I entered yet another NPR contest. I do this more often than I admit, and never end up winning. I lost a cartoon contest, a music contest and recently a fiction writing contest.
NPR has this Fiction contest called “Three-Minute Fiction” where people are invited to write a story that takes no longer than than three minutes to read (about 600 words). The challenge this time was to write a story where a character comes to town and someone leaves town.
As I did not win, I present it here for any interested parties to read. I also did a little illustration for it.
His model train set took up half the garage. There was no longer even room for a car. “I call it Clever Town.” Harold said as he gave a laugh and shrugged his shoulders. “It’s somewhat a time capsule of the bygone era of America in the 1940’s.” He pointed towards a steam train that emerged from a tunnel. “That’s a replica of an engine my grandfather worked on.”
“Really? Very impressive. You even carved all the little people on the sidewalks?” Rebecca asked as she leaned on her cane examining one of the more elaborate buildings. “What’s this House here?” she pointed to a large white Victorian in the center of the tiny town. “It’s very detailed.”
“The most wealthy family in town lives there.” He looked at his feet and raised his eyebrows like a shy child impressed with himself. “Spent five months making that house.”
“Nice, I have no artistic talent what so ever so this is all…” She paused mid sentence as her eye spotted a tiny sign in the window of the down town diner that read ‘NO COLOREDS.’…very interesting.” The freight train click clacked by, making it’s way around a three-foot tall mountain.
“That’s Pinky Bluff.” Harold held up his left hand, which had only four fingers. “You probably wondered how I lost my little finger.” He wrinkled his brow. “Cutting wood for that mountain.” He gave a quick glance at the hill as if he were afraid of it.
“ I, well, I hardly noticed.” Rebecca held up her cane. “You never asked why I have a cane after all.”
“Well, we’re both in our forties! Lucky our bodies even made it this far, right?” Harold laughed loudly at his own joke, his basketball sized stomach shivering. “Anyway, it’s our third date. No need for secrets.” He motioned towards the model train. “Now you know what I do with most of my spare time.”
Looking again at the landscape, Rebecca spied another village half way down the room sized train set. “Is that a different town?”

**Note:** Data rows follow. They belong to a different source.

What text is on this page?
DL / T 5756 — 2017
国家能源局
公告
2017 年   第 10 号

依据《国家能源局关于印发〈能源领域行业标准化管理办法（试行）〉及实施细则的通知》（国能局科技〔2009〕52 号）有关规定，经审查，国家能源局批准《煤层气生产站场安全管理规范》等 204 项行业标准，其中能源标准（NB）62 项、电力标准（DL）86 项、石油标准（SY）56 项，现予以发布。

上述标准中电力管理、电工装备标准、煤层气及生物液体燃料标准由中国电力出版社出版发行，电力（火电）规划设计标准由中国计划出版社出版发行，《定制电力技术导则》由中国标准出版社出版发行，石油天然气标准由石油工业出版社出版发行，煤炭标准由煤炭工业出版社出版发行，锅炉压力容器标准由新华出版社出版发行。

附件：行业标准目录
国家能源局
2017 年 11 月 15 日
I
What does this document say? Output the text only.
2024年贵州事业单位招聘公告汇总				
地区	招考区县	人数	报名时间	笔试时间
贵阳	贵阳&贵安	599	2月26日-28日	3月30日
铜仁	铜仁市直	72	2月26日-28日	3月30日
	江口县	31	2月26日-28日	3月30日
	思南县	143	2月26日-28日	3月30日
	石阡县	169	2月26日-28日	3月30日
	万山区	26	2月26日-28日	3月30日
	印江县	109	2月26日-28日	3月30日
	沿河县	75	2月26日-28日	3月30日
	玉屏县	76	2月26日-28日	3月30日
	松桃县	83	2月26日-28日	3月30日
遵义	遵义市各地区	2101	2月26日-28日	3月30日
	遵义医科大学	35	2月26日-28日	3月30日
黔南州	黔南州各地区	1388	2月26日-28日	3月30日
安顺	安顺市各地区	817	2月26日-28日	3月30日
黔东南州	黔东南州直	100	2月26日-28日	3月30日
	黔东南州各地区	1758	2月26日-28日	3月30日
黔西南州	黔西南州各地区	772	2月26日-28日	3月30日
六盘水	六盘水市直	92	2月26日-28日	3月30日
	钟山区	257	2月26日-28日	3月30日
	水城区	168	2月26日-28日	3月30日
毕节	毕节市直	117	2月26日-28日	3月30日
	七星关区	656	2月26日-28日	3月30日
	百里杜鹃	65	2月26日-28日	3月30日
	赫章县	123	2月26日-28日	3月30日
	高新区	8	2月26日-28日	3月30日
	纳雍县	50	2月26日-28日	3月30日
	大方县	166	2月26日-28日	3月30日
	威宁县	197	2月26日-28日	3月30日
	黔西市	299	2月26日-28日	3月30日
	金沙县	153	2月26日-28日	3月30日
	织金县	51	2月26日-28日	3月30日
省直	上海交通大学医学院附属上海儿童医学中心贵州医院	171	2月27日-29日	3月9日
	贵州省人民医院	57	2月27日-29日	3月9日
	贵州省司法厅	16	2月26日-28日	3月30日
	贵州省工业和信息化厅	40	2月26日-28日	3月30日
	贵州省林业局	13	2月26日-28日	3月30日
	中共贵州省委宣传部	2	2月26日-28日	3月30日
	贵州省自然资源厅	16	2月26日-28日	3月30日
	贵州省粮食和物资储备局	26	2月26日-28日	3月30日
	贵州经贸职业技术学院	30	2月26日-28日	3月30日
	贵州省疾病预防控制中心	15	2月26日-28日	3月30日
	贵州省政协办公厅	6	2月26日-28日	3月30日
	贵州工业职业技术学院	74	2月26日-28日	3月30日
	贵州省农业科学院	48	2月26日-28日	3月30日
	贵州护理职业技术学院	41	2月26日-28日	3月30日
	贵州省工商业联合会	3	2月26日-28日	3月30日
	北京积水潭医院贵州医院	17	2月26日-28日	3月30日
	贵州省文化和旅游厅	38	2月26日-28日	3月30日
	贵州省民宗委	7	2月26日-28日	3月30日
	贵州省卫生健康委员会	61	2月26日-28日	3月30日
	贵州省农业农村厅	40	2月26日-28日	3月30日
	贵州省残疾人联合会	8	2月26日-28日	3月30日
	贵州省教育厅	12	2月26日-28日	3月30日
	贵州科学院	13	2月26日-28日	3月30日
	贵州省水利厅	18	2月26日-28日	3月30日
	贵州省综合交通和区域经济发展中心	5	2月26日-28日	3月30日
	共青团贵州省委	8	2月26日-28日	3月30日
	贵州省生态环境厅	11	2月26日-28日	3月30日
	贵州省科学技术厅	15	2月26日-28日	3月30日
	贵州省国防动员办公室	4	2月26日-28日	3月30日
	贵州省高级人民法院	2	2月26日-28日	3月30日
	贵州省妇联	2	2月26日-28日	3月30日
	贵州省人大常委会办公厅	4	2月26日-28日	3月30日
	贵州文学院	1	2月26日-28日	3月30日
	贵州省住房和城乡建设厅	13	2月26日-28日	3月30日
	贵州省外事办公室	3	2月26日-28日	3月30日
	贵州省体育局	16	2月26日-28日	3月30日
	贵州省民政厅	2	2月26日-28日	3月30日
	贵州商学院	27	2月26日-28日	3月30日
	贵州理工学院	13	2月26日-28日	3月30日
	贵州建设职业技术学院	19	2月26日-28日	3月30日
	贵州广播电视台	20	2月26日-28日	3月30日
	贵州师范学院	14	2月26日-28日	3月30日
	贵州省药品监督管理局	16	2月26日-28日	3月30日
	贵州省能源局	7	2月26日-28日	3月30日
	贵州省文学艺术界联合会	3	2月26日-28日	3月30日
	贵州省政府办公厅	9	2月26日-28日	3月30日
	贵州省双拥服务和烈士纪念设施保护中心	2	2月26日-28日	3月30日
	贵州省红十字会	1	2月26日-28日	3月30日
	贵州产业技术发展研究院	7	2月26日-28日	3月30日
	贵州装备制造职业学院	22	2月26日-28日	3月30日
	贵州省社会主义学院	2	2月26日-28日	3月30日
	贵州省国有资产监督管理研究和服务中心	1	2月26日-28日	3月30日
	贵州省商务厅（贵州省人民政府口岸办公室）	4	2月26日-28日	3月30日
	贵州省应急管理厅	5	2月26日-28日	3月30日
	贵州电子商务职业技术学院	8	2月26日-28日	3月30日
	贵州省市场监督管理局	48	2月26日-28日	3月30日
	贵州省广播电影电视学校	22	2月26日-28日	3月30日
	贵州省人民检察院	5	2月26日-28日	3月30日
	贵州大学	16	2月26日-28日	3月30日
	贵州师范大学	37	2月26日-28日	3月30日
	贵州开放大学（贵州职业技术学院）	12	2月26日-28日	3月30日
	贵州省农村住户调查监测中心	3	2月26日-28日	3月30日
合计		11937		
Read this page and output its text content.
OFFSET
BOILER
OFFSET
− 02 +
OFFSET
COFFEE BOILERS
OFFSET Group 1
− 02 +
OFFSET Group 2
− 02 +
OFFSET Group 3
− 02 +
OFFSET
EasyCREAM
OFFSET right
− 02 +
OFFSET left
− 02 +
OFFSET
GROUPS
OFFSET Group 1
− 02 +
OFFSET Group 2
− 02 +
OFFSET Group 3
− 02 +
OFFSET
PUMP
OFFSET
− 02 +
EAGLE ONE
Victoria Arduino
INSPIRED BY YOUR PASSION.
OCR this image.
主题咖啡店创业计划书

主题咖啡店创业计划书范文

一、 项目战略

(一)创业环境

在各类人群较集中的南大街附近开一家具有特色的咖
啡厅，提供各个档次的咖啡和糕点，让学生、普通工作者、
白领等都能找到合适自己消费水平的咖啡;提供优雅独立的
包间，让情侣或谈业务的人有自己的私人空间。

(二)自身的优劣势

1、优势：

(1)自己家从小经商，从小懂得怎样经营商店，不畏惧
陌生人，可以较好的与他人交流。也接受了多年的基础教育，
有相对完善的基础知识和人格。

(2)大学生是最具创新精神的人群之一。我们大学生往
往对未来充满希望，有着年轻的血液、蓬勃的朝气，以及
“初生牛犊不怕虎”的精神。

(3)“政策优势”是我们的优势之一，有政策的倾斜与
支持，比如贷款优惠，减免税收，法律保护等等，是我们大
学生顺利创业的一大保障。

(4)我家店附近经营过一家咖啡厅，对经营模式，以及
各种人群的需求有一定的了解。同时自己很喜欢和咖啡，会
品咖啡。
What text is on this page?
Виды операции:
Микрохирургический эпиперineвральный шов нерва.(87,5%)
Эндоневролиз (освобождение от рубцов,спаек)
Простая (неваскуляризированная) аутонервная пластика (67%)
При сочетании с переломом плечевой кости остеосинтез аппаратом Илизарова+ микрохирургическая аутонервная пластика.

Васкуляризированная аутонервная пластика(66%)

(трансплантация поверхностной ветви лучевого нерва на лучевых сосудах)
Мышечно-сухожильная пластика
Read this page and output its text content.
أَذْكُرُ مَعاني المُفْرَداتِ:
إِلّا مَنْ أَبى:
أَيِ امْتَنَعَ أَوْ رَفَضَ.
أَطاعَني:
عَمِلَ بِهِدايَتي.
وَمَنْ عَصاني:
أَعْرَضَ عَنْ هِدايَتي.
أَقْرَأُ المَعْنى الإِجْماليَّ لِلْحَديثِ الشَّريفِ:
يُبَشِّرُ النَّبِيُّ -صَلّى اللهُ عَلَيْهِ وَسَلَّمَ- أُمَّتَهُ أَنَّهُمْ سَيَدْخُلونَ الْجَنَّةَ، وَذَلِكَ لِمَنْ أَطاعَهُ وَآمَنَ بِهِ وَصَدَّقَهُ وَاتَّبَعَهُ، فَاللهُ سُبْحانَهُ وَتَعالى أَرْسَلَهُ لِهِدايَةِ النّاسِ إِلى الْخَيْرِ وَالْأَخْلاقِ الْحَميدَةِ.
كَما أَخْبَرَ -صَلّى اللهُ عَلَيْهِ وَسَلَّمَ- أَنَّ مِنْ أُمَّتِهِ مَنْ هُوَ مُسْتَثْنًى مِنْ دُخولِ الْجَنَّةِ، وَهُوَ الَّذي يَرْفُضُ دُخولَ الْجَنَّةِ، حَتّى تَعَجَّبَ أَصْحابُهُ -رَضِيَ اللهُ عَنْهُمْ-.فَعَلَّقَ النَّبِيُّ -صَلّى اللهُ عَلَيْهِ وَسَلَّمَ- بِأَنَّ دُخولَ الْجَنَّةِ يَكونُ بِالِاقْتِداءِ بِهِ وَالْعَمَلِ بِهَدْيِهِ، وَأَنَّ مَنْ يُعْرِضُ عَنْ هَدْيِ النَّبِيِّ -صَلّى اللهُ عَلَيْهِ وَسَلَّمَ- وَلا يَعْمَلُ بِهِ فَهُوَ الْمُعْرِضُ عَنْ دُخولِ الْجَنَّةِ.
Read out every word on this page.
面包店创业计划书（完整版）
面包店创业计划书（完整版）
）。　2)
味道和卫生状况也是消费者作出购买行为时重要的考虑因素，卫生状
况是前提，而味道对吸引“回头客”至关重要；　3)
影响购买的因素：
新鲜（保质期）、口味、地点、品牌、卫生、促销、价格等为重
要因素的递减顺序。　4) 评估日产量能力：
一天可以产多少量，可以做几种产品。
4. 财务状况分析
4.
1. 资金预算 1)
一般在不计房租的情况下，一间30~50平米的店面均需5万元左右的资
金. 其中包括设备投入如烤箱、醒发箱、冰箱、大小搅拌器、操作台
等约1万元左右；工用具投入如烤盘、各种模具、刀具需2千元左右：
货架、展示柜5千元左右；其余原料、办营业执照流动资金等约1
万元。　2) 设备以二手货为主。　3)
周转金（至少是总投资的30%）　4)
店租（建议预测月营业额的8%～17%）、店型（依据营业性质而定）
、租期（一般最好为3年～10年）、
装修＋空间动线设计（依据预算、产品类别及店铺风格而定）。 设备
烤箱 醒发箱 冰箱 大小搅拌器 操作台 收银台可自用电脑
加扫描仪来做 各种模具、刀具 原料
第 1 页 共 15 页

“Oh! Wait a moment!” Harold cut her off as if he remembered something important and moved to his workbench turning his back to her.
Rebecca walked towards the other small village that sat surrounded by little fake trees. The passenger train sped by the run down shacks that were populated with tiny black figures. There were chicken coops and an old car with missing wheels. “Shanty town.” She read the tiny sign that was posted near the village. Reaching out she picked up a tiny woman. They were carved into bent over poses, and looked as if they were dancing.
“Here we are!” Harold was suddenly behind her with one hand behind his back.
“Oh!” Rebecca turned as she slipped the carved woman into her pocket.
“It’s only our third date so, I hope you don’t think this odd…” from behind his back he revealed a tiny person with red hair and a cane. “It’s just from memory. Sorry, I may not have your face perfect.” He gently placed the tiny Rebecca at the Clevertown train station.
“Wow. I’m um, flattered but…” She motioned towards the shantytown. “What’s that about?”
“Oh, well that’s where the blacks live. They aren’t allowed in Clever Town. They steal stuff.” Harold let out a little snorting laugh. “I’m awful, I know.”
“You’re saying Shantytown is a village of kleptomaniacs?” Rebecca asked.
“Huh?” Harold squinted at her.
“People who steal things. Kleptomaniacs.” She rolled the tiny black woman in her pocket between her thumb and forefinger.